A just transition to low-carbon and sustainable economies holds great potential for job creation, technological innovation and the development of resilient societies. While ensuring our best chances of long-term survival in the face of climate change, a holistic transition to a low-carbon economy also provides an opportunity to promote social justice and address poverty, inequality and gender gaps. This shift towards clean energy and the related transformation of economic activities is expected to lead to employment opportunities — with ILO research indicating that a just-transition scenario could create 25 million “green” jobs by 2030. Moreover, the climate transition has the capacity to enhance sustainable enterprise creation and skill development, thereby leading to more resilient economic growth and higher standards of living.

Through the redirection of financial flows to clean technologies, adaptation solutions and innovative businesses, the financial sector has a key role to play to ensure that the transition to low-carbon economies is an equitable one that leaves no one behind. Insurers, in particular, could be critical actors in building resilient societies by adopting risk-management strategies that address social and environmental challenges and ensuring adequate coverage for all communities; but as recent research found, this would first require the insurance industry’s own profound shift — away from continuing to underwrite activities that fuel climate change and nature loss.

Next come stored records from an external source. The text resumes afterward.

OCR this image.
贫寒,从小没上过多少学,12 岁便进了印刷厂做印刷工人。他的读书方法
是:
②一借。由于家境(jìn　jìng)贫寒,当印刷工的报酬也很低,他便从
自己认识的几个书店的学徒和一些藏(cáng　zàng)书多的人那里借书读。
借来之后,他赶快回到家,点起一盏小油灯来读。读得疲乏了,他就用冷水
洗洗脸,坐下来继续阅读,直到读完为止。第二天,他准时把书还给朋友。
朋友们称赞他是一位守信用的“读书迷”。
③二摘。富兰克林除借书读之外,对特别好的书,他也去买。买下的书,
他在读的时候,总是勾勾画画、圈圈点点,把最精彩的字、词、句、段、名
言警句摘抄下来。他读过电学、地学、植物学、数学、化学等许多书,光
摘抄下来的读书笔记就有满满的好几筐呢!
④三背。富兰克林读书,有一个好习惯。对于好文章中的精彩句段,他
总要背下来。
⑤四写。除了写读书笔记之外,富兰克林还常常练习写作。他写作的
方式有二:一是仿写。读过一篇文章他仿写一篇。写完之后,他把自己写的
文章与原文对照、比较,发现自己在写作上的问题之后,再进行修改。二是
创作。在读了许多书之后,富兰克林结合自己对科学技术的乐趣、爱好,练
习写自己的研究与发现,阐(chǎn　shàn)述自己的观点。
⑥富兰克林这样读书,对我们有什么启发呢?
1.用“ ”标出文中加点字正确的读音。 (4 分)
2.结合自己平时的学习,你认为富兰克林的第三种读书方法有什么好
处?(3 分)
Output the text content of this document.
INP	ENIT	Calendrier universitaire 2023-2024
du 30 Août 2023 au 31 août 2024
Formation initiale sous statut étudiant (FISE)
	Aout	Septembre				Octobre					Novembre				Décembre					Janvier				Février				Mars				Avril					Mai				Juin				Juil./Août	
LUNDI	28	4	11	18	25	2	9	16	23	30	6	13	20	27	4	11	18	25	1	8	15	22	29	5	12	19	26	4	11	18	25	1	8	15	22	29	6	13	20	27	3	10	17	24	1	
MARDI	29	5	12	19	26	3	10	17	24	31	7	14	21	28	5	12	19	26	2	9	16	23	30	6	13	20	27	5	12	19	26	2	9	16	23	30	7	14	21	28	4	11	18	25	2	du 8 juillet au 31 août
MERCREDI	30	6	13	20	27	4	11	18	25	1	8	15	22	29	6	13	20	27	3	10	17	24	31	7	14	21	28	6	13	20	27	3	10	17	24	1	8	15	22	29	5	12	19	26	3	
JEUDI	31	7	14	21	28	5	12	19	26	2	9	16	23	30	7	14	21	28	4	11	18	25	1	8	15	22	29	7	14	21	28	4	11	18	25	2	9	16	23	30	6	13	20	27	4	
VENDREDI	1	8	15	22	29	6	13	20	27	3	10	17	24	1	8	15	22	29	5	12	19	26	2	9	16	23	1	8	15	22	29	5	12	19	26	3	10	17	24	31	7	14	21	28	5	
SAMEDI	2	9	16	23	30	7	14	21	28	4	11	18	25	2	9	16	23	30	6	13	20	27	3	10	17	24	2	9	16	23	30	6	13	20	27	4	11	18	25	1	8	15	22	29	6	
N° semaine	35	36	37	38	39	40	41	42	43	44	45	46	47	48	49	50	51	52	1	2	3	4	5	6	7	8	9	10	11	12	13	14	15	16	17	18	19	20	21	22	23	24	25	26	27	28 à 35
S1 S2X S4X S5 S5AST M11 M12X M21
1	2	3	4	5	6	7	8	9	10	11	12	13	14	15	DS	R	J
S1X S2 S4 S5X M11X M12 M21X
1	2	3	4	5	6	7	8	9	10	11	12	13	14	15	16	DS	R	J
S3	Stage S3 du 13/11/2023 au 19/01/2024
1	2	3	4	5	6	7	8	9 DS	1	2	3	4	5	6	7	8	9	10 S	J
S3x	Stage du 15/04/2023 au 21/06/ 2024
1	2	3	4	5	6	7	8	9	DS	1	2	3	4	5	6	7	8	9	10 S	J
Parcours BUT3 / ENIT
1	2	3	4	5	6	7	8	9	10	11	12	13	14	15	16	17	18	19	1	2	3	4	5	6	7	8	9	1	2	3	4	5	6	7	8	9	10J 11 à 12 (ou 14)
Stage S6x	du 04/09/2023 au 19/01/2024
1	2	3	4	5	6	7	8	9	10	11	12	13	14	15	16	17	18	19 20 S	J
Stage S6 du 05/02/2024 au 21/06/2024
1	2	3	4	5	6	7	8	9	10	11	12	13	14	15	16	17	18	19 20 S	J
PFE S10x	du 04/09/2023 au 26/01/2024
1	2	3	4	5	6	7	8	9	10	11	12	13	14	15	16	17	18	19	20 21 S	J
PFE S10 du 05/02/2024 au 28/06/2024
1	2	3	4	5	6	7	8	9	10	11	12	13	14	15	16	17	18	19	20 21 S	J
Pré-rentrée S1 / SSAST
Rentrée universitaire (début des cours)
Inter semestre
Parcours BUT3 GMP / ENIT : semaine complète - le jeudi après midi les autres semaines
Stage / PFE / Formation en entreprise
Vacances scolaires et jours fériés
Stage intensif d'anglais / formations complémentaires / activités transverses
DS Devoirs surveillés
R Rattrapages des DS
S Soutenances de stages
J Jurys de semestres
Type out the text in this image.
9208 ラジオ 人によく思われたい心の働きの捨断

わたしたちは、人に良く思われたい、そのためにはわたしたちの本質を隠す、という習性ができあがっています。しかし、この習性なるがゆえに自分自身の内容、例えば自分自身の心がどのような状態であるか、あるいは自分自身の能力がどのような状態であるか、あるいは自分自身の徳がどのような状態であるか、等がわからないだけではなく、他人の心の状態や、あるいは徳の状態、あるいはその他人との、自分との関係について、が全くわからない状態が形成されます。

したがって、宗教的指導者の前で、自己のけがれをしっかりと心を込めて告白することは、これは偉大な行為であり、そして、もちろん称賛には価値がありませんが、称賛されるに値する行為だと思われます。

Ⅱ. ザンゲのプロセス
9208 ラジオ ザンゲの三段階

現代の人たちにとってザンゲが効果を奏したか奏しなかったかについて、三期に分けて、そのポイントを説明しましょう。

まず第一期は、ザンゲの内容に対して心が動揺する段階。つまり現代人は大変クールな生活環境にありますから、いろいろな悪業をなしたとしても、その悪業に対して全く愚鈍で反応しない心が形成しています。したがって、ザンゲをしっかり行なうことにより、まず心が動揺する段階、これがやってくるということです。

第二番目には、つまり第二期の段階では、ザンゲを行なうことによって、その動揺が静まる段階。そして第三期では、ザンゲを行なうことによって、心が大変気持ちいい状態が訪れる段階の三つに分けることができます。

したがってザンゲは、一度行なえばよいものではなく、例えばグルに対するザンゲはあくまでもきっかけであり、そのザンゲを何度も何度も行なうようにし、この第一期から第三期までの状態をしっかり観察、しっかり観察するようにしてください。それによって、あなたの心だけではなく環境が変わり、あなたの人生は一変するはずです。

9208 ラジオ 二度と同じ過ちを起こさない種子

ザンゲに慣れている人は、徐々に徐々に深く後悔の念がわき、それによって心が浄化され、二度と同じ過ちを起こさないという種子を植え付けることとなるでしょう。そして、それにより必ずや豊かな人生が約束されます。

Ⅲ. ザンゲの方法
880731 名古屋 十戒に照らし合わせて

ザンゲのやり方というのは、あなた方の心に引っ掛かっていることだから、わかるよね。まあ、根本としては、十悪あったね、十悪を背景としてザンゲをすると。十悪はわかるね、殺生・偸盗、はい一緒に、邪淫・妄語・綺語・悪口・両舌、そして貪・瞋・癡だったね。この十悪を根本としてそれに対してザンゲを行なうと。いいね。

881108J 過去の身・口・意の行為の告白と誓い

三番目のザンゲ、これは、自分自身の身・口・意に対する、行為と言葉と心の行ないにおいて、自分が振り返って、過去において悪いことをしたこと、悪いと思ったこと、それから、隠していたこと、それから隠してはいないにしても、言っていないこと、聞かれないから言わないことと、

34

Just Transition Finance outlines the social and economic impacts of the low-carbon transition and supports banks and insurance companies in taking part in playing their part in achieving it. Complementing the ILO Just Transition Finance Tool for Banking and Investing activities, it provides financial institutions with practical advice and examples of emerging practices on how to embed just-transition considerations in their products and business operations in alignment with the goals of the Paris Agreement. The recommendations will help institutions ensure compliance with social-performance standards aligned with Human Rights frameworks, while enabling substantial social benefits. Amongst them are:

  • Securing a commitment to just transition from senior management and governance entities, and ensuring this commitment is embedded into existing organizational strategies.

  • Mapping and assessing the social risks and opportunities facing financial institutions as a result of the climate transition in order to understand the context-specific nature of how just-transition principles should be applied

  • Putting people at the heart of institutional strategy and decision-making through social dialogue and stakeholder engagement.

  • Developing an implementation strategy to incorporate just-transition principles into institutional policies, processes and capacity building

  • Developing products and solutions to provide financing and insurance coverage for just-transition projects and activities.

  • Improving financial inclusion and closing the protection gap to improve client resilience to climate transition.

  • Embedding social and environmental considerations in due diligence, legal agreements and monitoring processes.

  • Fostering behavioral change through informing and engaging clients on committing to a just transition.

  • Engaging in strategic partnerships to catalyze action for a just transition through industry initiatives and other stakeholders.

Focused primarily on social impacts, risks and opportunities arising from climate change, the recommendations from the report can also be applied to address other environmental challenges, such as biodiversity loss and pollution. The resource also recognizes that specific social and economic impacts of the transition are very context-dependent and should be carefully assessed.

The UNPE FI-ILO report was developed with support from more than 40 banks and insurance companies, international financial institutions, academic and civil society organisations. Next year, UNEP FI will develop further resources, guidance and support for UNEP FI members to develop and implement their just-transition strategies.